Lakshmana Sena’s influence extended beyond Bengal into the broader Gangetic sacred sphere, including regions associated with Kashi, Prayag, and Gaya.


This expansion reflected more than military ambition—it represented the defense and preservation of India’s sacred civilizational geography. In his political imagination, governance was inseparable from safeguarding dharma.


Such a framework stands as a reminder that pre-modern Hindu kingship often saw sovereignty as a sacred responsibility rather than merely an administrative function.


Political Fragmentation

The 1204 invasion by Muhammad Bakhtiyar Khalji marked a decisive turning point in Bengal’s history.


Lakshmana Sena’s fall symbolized more than the defeat of a king—it exposed the vulnerabilities of a politically fragmented Hindu order confronting highly mobile and ideologically driven foreign aggression.


The tragedy was not solely military; it was civilizational. It underscored the costs of disunity, strategic complacency, and inadequate political consolidation.


Though Bengal passed through Sultanate rule, Mughal influence, British imperialism, Partition trauma, and decades of Left domination, its Hindu civilizational spirit never vanished.


Bankim Chandra Chattopadhyay gave India Vande Mataram.


Swami Vivekananda rekindled spiritual nationalism.


Syama Prasad Mukherjee articulated a modern political defense of national unity.


Each phase reaffirmed Bengal’s enduring contribution to India’s nationalist and civilizational consciousness.


Identity Crisis

Post-independence Bengal witnessed prolonged ideological governance that often prioritised class narratives over civilisational concerns.


Issues such as border infiltration, demographic anxieties, religious appeasement, and weakening cultural confidence increasingly shaped public discourse.

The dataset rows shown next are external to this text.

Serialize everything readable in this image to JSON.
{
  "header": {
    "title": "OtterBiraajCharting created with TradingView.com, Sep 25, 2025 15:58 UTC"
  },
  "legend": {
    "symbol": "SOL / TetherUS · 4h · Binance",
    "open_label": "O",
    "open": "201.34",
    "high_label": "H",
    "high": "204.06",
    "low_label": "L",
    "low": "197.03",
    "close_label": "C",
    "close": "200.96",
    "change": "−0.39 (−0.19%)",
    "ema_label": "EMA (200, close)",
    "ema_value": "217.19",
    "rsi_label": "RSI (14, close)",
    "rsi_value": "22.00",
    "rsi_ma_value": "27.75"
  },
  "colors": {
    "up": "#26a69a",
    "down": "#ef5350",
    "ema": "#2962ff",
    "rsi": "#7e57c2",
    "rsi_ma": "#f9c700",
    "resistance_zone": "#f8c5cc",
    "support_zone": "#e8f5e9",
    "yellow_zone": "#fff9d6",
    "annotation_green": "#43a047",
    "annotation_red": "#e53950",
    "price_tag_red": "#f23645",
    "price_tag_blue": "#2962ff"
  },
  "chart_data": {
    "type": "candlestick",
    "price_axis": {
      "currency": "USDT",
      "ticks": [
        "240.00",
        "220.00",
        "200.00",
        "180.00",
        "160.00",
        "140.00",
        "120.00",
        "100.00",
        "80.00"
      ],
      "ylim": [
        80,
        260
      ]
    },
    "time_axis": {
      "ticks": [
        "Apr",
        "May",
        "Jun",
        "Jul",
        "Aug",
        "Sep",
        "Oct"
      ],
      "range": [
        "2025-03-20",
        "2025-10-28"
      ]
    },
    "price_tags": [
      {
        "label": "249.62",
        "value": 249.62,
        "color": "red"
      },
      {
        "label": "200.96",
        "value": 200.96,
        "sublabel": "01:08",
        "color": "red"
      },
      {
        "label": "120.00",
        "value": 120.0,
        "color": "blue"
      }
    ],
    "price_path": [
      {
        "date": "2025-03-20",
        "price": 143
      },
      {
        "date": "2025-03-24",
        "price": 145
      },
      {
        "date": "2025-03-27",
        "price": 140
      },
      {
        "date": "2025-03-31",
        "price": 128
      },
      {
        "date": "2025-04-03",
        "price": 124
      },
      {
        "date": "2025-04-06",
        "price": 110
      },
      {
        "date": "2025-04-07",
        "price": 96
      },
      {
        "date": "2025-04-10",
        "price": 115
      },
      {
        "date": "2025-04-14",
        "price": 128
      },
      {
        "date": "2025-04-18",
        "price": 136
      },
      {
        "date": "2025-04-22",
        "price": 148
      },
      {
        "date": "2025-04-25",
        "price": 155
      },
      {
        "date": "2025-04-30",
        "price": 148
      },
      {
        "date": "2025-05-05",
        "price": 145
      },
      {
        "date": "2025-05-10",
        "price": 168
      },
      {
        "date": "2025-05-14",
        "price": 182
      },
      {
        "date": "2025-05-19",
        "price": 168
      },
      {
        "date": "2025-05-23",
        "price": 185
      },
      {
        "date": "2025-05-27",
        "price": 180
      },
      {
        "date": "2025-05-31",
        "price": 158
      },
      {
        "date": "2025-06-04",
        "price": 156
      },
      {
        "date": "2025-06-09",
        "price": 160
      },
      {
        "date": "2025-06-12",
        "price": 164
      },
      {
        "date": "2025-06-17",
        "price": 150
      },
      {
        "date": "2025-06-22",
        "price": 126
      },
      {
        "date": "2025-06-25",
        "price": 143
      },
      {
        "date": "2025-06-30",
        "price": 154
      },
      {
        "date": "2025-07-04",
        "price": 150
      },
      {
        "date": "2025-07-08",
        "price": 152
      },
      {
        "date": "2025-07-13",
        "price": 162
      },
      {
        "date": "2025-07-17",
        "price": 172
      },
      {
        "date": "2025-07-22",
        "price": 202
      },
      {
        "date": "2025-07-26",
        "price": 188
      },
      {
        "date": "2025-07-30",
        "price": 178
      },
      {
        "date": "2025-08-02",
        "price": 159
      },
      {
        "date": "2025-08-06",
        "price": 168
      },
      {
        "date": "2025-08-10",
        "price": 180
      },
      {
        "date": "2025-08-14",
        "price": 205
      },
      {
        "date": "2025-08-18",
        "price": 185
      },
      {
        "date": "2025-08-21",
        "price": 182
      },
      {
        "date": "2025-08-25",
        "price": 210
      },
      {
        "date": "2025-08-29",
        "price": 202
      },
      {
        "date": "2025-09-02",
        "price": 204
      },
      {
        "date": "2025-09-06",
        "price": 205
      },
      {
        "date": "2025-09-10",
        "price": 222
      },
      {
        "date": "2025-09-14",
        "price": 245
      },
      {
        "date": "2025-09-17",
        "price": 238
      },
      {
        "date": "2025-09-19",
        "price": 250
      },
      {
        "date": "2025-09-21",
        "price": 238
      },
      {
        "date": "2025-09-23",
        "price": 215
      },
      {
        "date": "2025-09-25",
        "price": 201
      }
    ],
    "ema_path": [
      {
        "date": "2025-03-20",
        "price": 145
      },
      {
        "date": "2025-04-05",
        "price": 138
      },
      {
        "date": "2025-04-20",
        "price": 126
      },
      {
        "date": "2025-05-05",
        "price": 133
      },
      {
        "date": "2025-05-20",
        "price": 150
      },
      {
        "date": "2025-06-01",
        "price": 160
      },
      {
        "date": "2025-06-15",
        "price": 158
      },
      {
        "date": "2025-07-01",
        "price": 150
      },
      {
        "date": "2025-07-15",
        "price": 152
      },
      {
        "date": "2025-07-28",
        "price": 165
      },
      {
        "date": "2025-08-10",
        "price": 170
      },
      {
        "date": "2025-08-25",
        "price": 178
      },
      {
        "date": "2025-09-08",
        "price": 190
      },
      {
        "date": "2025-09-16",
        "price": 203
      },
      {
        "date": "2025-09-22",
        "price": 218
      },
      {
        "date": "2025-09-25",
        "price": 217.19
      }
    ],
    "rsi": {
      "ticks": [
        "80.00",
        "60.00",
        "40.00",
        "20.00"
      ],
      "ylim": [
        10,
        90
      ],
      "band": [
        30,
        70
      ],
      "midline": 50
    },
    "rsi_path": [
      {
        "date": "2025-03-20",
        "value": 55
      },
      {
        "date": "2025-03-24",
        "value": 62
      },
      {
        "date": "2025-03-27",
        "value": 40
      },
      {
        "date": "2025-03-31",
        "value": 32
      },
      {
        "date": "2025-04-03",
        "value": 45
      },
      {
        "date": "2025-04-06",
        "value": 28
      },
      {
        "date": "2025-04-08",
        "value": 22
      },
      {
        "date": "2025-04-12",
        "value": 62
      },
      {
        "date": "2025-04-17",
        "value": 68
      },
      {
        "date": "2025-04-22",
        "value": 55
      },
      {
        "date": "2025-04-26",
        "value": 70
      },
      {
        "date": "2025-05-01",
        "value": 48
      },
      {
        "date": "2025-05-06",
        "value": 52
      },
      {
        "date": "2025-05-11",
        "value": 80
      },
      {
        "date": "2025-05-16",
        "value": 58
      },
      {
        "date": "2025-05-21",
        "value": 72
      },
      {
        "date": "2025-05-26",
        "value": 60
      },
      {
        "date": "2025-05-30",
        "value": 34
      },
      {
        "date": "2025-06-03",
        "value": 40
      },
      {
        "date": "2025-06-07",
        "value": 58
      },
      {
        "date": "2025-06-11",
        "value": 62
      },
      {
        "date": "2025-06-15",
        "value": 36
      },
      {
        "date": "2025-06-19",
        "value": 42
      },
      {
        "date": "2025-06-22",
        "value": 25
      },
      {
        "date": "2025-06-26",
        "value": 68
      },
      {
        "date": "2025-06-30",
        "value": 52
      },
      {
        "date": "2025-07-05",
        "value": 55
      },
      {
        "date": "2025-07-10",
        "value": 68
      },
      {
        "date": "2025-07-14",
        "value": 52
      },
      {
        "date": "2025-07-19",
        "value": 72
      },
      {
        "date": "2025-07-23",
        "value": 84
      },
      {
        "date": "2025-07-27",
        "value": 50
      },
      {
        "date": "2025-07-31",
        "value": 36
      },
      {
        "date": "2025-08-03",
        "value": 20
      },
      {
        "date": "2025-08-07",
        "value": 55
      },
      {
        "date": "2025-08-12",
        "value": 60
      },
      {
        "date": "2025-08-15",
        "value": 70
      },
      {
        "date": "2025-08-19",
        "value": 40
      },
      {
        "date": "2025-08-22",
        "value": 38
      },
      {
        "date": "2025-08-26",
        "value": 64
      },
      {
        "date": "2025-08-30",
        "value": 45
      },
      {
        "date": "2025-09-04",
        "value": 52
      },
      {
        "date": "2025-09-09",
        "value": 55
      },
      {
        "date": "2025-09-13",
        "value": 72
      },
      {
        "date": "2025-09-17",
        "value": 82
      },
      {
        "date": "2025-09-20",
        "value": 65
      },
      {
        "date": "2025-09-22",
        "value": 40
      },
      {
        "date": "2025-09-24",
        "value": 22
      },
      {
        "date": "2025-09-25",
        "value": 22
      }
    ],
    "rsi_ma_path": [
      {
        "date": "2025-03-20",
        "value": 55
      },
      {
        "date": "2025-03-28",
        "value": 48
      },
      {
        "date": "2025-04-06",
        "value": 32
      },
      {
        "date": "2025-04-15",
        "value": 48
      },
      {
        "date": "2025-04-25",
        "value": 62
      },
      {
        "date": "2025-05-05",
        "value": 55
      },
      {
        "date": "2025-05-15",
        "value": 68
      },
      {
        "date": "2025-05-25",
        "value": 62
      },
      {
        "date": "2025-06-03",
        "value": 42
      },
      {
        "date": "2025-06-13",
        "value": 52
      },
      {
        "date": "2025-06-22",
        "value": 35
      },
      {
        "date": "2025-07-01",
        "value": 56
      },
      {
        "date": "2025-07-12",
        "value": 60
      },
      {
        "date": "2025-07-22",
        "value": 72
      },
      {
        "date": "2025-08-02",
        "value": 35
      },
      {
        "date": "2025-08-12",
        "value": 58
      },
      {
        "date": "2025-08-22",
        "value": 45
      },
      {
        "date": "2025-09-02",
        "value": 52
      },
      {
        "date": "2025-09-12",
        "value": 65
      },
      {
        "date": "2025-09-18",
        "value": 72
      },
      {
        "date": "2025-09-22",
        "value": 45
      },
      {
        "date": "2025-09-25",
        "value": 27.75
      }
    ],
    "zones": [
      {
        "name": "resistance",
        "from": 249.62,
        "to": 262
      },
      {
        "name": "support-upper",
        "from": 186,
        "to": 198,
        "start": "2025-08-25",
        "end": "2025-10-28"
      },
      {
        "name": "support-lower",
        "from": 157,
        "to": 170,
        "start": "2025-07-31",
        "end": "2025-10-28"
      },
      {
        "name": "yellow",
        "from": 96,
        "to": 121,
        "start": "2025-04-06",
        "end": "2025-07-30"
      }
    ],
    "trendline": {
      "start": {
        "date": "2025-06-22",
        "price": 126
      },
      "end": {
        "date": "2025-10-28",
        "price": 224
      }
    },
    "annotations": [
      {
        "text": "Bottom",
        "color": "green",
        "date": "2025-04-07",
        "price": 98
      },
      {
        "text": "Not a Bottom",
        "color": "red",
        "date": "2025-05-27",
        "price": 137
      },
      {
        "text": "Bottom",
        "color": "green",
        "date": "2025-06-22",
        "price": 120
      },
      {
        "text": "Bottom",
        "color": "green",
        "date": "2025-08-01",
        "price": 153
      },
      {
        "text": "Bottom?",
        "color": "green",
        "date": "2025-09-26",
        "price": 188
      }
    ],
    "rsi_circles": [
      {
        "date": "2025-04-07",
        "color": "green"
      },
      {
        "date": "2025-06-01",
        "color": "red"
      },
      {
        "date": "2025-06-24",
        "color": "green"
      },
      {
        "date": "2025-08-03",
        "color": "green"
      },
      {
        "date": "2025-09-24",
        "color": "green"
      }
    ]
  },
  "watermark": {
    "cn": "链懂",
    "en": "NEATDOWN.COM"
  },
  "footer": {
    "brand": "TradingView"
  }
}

For many Bengalis, these developments created a growing perception that the state’s civilizational roots required renewed political assertion.


The emergence of decisive nationalist governance in Bengal in 2026 represents, for many observers, a watershed moment.


This transformation is widely interpreted not merely as a political turnover, but as a profound reassertion of Hindu political confidence in a region where such sovereignty had been absent since the fall of the Sena dynasty. For nationalist thinkers, this moment symbolises the democratic restoration of Bengal’s civilisational agency.